Today, many non-“local,” ready-to-wear garment and textile imports from Southeast Asia are viewed as low quality in both Hawaiʻi and Japan—a position in which Japanese exporters similarly found themselves during the first decades after World War II. That these ubiquitous connections with the Global South are comparatively downplayed by apparel companies in the Global North raise clear questions and concerns about the hidden labors and inequalities underpinning globalization in the Pacific world today.
Despite the decline in popularity of the muumuu, there have been signs of resurgent interest in the dress among Indigenous, local, and Japanese women. In 2024 the Honolulu Museum of Art exhibited “Fashioning Aloha,” featuring the history of aloha wear with several historical examples of both aloha shirts and various muumuu and formal holokū fashions.
Today, the volunteer-run Muʻumuʻu Library, a program of the Native Hawaiian women-led arts nonprofit Pu‘uhonua Society, operates as a sustainable fashion repository for renting vintage muumuus. The organization functions as a space for women to “perpetuate Hawaiian fashion,” focusing primarily on “Made in Hawaiʻi” designs in a time when “fast fashion has become the societal norm.”
A Mauna Kea Galleries display in Yokohama. Image taken by the author in 2023.
For a steep price, contemporary aloha wear in Japan has prevailed as men’s high fashion. Firms like Toyo Enterprise have been the most prolific producers of Japanese aloha shirts and proudly showcase their postwar origins catering toward US servicemen stationed in Japan on their website.
Since 1999, retailer Mauna Kea Galleries in Yokohama has sold Hawaiiana and similarly highlights the unique Japanese history of aloha wear on their website. They highlight Yokohama as an intersection for “Japanese immigrant culture and the aloha shirt,” noting that the harbor “flourished as a site for textile and aloha shirt export.” If after a visit to Yokohama you have had enough fun with Toyo’s “Sun Surf” vintage aloha shirt replicas, you can try their manly “Sugar Cane” plantation-style workwear!

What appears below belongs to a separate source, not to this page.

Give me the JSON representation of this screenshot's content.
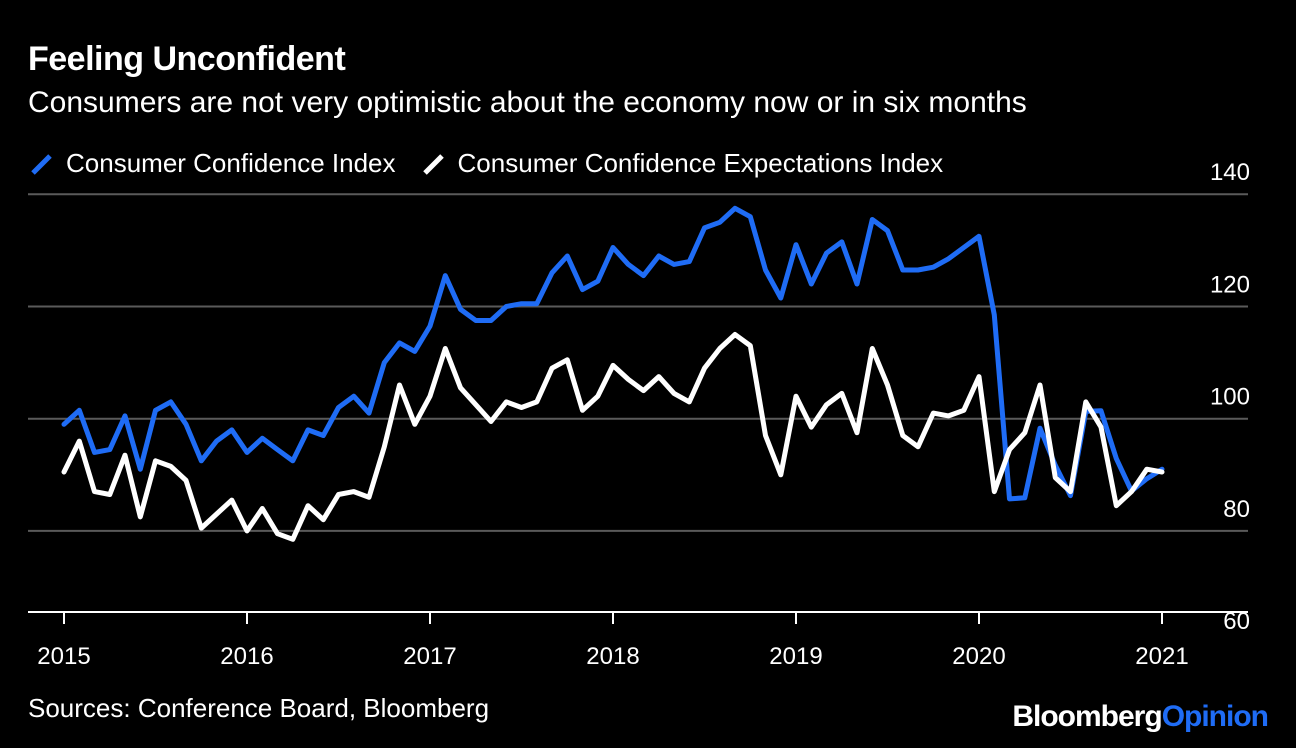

But it is Japanese women who continue to be the most enthusiastic foreign consumers of Hawaiiana—whether through wearing muumuus, dancing hula, or travel to Hawaiʻi. Japanese retailers in both Hawaiʻi and Japan maintain women’s connections to the muumuu through everyday dress, travel, and dance. Currently Japanese-owned, Princess Kaiulani Fashions in Waikīkī, for example, has exported many of its dresses to hula schools in Japan.
Menehune Plantation, a store in Tokyo, also specializes in selling Hawaiian products to Japanese customers. They take pride in helping “all hula and Hawaii lovers enjoy authentic hula and mana-filled Hawaiian life.” Many of their products are geared particularly for Japanese women, helping hula practitioners in Japan obtain and customize appropriate outfits for performance and even providing consultation for Hawaiian weddings.

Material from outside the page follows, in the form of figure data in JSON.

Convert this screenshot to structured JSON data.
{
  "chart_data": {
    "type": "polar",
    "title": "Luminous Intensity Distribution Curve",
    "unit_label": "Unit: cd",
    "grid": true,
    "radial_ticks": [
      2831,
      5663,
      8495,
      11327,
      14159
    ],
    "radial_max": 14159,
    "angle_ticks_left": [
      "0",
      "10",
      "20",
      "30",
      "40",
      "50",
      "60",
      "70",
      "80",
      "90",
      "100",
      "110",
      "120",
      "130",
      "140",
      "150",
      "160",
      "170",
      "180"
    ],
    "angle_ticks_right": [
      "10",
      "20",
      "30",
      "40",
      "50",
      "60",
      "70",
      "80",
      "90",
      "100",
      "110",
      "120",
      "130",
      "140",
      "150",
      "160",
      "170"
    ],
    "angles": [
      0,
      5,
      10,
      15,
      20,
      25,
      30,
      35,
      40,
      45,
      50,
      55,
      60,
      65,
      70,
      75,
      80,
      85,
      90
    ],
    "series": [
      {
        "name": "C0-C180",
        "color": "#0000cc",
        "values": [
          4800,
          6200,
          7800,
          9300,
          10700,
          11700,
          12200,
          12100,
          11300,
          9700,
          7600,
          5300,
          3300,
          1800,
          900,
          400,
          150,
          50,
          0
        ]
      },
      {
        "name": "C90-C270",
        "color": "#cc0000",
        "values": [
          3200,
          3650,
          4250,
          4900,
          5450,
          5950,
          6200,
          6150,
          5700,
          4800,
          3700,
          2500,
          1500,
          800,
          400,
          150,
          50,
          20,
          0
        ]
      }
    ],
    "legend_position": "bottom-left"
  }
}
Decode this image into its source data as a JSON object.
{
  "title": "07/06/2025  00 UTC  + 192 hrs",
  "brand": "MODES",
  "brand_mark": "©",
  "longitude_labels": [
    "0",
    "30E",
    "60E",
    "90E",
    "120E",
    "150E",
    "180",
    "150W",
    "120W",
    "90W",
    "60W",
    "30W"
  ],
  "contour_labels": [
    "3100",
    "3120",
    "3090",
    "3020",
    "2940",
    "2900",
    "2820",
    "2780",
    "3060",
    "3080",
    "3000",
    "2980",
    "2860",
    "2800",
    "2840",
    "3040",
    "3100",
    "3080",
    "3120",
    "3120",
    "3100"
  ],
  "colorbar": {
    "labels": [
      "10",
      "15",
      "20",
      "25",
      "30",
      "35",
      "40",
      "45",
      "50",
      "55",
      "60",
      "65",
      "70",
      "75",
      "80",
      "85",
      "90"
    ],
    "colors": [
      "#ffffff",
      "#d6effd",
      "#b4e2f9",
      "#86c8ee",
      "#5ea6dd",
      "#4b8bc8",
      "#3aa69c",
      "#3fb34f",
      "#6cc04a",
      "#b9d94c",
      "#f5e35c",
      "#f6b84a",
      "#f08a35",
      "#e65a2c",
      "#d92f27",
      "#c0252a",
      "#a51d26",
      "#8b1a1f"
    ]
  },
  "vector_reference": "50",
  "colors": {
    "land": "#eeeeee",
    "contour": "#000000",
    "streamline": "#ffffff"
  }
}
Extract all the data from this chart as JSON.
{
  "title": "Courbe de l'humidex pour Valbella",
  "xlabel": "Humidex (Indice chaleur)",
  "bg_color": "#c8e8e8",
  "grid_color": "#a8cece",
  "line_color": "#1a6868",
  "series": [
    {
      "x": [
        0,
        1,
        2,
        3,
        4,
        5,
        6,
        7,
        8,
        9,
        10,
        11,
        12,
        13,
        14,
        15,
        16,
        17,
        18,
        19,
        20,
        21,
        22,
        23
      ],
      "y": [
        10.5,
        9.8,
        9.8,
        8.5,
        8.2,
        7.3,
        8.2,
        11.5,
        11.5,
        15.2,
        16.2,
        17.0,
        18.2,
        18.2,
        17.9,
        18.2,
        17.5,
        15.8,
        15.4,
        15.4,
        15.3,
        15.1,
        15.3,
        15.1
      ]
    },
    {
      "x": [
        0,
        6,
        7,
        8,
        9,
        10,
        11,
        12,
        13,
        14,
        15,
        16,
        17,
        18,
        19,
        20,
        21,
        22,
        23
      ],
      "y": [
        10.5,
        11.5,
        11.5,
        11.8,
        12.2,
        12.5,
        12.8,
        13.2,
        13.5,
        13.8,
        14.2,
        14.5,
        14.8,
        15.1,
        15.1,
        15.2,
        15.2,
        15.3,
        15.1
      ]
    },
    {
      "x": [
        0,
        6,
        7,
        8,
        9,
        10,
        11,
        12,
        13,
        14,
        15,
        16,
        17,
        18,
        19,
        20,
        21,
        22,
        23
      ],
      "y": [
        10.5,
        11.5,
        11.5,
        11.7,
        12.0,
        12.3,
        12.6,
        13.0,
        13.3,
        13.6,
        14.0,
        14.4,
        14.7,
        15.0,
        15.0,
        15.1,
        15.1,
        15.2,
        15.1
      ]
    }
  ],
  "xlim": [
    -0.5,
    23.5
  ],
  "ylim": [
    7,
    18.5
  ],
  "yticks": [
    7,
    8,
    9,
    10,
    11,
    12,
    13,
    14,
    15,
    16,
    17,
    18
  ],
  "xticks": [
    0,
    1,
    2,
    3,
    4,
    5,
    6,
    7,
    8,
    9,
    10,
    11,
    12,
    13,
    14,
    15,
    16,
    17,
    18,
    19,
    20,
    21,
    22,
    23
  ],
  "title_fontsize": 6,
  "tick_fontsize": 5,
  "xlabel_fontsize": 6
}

While presenting my muumuu research with Japanese audiences, I have been privileged to hear women in Japan themselves recount fond and forgotten childhood memories of mothers and grandmothers wearing adored muumuus around the home or after a bath. Although those with whom I have spoken are too young to remember the days when muumuus were the mood in Ginza public street fashion, the appeal of the garment has clearly not been lost on us members of the post-muumuu generation.
This history reveals not only how Japan transformed the political economy of statehood-era Hawaiʻi, but also speaks to how Hawaiʻi continues to shape Japanese women’s pursuit of beauty and comfort in the present day. After a long year revising this essay for American Quarterly readers, even I am a little tempted to try on a muumuu myself.